Not performance charts. Not fees. Not product menus. Trust.
And yet, in financial services, trust has always seemed to matter least to the institutions themselves.
The Trust Deficit in Financial Services
For over two decades, Edelman’s Trust Barometer has tracked public sentiment across industries. Year after year, financial services sits at the bottom of the table. Even after the 2008 crash, subsequent reforms, and waves of regulation, the public still perceives the sector as opaque, self-serving, and extractive.
While technology, healthcare, and education have climbed in trust, finance has struggled to shift its reputation. The message is clear: despite the rhetoric, people don’t feel financial services acts in their best interest.
Why Institutions Miss the Point
Inside the industry, priorities have been shaped by balance sheets and sales targets. Advisers have been pressured to sell products rather than build relationships. Qualifications and compliance processes have multiplied, but they don’t address the deeper issue: are clients being served with honesty, transparency, and care?
This structural misalignment means that what matters most to clients — trust — is what matters least in the institutional hierarchy.
The Birth of The Trusted Adviser Project
It was in this context that I launched The Trusted Adviser Project.

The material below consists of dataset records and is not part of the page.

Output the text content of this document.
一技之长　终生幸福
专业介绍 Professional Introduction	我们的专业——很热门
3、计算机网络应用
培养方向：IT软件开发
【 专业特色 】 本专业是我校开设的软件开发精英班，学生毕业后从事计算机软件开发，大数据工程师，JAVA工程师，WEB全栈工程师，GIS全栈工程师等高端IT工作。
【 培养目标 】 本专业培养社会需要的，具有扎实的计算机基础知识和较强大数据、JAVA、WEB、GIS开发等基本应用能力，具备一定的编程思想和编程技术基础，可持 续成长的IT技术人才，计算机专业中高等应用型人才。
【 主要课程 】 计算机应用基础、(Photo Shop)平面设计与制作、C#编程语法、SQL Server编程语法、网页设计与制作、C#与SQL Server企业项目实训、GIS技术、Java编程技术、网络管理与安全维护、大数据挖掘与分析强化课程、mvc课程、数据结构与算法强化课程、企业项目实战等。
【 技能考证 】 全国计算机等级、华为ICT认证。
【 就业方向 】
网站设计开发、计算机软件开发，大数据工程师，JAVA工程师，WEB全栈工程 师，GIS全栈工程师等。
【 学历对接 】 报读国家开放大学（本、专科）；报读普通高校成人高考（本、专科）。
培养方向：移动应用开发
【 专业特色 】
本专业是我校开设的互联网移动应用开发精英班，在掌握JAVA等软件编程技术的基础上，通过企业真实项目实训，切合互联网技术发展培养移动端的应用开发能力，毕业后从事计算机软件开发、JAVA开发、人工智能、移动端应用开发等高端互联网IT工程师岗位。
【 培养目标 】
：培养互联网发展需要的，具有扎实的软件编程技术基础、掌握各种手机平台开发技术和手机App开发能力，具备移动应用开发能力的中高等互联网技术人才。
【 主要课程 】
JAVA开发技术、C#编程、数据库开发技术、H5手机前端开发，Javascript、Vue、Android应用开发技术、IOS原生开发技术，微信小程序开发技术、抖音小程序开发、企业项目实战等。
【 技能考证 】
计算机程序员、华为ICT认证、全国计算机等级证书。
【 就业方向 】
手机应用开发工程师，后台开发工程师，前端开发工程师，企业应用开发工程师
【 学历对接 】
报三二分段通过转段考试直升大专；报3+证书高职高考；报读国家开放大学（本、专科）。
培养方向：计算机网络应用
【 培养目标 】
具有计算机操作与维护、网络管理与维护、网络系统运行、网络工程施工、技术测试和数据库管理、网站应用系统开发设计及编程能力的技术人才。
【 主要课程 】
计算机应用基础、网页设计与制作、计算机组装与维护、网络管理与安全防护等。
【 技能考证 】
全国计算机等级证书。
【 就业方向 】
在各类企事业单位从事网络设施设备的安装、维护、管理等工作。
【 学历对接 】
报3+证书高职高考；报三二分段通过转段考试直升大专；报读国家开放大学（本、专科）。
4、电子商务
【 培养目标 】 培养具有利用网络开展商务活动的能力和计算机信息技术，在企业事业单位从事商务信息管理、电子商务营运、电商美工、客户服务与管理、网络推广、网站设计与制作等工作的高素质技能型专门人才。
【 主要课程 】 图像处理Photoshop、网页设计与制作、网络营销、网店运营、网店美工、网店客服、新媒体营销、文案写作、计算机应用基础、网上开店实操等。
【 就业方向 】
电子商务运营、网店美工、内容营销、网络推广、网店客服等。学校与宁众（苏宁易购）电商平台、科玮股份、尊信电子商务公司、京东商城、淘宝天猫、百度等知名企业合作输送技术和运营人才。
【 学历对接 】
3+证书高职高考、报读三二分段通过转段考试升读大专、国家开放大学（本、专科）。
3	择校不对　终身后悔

The mission was simple yet radical: to rebuild financial advice on the foundation of trust.
Instead of selling products, advisers could focus on understanding people’s goals, values, and lives. Instead of opaque charging structures, they could be transparent. Instead of extracting wealth from clients, they could empower them to grow it.
The project was never about a single firm. It was about shifting a culture. From intermediaries extracting value, to trusted advisers enabling it.
From Project to Movement: The Academy of Life Planning
Over the past 15 years, that mission has grown into the Academy of Life Planning. What started as a project has become a global community.
Through initiatives like The GAME Plan, Planning My Life, Financial Life Coach, M-POWER, and Get SAFE, we’re equipping both advisers and individuals to plan differently — putting human capital, transparency, and empowerment at the centre.
We believe financial planning is not just about money. It’s about life planning — aligning your wealth, work, and choices with your deepest values.
A Call to Action
The data is clear: people want to trust their advisers. The industry has failed to provide it. The Trusted Adviser Project exists to close that gap.
If you’re an adviser who believes in building relationships over selling products, or an individual who wants to take control of your financial future without fear of exploitation, you are part of this story.
Fifteen years on, my mission remains the same:
👉 To replace extraction with empowerment.
👉 To put trust back where it belongs — at the heart of financial advice.